Sybil Morrison (2 January 1893 – 26 April 1984) was a British pacifist and a suffragist as well as being active with several other radical causes.
As a young and enthusiastic suffragist, Morrison was persuaded by Emmeline Pankhurst that she was too young to go to prison. During World War I she began in 1916 to drive ambulances in London, and attributed her decision to become a pacifist to the sight of a Zeppelin being shot down over Potters Bar. In the streets of London, ordinary, decent people were clapping and cheering and dancing as though at a play or a circus……..I suddenly saw that war made yet another impact on human beings; it deprived them of their humanity. I became a pacifist then and nothing has happened since to alter my conviction that war is a crime against God and humanity.
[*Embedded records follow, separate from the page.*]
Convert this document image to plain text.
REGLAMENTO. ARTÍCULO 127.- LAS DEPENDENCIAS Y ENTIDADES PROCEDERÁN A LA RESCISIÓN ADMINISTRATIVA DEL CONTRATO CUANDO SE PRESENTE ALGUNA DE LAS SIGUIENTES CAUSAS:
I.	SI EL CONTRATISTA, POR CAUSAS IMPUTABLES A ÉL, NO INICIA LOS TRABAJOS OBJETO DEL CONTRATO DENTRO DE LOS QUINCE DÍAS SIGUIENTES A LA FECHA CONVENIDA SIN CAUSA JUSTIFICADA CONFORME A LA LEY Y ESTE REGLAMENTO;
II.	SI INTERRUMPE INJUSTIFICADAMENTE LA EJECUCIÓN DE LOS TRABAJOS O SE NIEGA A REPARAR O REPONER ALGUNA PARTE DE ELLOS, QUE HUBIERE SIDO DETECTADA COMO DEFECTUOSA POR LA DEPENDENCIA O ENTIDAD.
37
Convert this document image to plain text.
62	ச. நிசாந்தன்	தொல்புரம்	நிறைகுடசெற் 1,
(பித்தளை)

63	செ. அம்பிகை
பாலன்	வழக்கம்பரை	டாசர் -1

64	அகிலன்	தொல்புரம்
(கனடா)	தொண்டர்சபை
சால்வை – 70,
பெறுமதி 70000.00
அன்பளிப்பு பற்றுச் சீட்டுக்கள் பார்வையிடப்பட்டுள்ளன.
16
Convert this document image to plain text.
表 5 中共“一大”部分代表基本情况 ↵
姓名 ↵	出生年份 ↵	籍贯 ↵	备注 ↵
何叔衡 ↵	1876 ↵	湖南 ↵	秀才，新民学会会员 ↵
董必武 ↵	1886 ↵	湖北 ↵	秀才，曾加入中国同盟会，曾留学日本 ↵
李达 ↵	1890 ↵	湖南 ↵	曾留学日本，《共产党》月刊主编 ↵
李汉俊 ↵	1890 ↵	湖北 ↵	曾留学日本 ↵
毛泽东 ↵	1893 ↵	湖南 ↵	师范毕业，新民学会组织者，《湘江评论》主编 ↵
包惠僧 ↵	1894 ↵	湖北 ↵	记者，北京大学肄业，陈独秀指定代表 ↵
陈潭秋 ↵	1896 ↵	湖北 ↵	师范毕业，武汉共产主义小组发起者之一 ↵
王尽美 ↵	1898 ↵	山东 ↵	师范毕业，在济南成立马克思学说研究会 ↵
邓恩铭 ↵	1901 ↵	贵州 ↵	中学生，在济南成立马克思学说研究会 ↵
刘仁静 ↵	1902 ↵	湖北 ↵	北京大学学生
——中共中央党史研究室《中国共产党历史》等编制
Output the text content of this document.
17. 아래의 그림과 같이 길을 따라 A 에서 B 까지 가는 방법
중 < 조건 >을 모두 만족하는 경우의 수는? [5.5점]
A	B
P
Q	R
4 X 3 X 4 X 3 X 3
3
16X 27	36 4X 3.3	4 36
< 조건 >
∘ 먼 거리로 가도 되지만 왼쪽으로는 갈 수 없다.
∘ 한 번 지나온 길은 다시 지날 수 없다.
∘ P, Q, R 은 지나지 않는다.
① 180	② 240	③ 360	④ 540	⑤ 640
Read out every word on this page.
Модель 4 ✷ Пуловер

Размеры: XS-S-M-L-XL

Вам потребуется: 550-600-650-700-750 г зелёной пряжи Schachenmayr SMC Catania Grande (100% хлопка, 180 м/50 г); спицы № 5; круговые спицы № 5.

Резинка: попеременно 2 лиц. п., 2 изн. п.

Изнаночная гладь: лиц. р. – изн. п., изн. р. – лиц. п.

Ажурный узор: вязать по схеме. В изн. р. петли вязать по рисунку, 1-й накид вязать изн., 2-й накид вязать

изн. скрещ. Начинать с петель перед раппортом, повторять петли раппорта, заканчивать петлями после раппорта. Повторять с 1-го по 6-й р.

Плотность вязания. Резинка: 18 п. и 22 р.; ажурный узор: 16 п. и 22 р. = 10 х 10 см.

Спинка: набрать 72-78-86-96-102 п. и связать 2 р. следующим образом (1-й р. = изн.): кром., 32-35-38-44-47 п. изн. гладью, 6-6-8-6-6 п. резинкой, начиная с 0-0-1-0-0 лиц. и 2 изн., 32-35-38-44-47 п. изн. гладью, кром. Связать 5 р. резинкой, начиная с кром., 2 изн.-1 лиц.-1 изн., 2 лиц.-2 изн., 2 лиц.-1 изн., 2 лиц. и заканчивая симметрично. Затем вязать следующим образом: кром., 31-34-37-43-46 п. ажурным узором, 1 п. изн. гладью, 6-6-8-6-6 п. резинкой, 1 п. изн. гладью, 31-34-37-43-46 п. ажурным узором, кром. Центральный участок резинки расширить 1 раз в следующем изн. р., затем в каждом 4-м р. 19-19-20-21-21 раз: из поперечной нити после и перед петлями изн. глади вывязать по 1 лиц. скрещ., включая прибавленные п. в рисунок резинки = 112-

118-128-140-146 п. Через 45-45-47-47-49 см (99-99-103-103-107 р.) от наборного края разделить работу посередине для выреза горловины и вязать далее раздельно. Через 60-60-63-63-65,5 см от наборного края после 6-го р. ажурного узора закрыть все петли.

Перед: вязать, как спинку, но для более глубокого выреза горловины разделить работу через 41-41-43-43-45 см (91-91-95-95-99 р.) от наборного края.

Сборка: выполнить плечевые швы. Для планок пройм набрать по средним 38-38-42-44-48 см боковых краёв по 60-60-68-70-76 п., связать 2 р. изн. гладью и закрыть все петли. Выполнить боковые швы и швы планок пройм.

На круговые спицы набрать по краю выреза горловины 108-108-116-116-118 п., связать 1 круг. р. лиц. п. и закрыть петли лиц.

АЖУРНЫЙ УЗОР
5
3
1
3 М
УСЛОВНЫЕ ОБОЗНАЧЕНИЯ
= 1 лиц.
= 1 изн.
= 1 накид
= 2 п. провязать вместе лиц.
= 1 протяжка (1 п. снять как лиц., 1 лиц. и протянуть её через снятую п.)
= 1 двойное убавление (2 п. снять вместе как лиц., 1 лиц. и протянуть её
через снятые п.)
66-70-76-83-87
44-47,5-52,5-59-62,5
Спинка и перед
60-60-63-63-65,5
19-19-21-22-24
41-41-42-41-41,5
Morrison became in 1936 one of the first women members of the Peace Pledge Union (PPU), a British pacifist organisation and UK section of War Resisters International (WRI). She served as a Campaign Organiser and Chair and wrote the first history of the PPU. In 1940 she spent a month in Holloway Prison, having spoken against the war at London’s Speakers' Corner. Morrison was an active member of the Women's International League for Peace & Freedom (WILPF), being at one stage the Chair of its British branch.
Sybil Morrison was secretary of the short-lived Women’s Peace Campaign, set up by the PPU at the end of 1939. It had been hoped to obtain the signatures of one million women against the Second World War but as Morrison admitted: The invasion of Scandinavia has, of course, made it much more difficult now to approach people about signing an appeal for negotiations because opinion is hardening against the pacifist. The Campaign was doomed after the surrender of the French in June, 1940 but the collapse may also have had something to do with the opposition of John Middleton Murry, editor of Peace News. Murry was described as having a “frightful” attitude towards women and was not at all supportive of the campaign.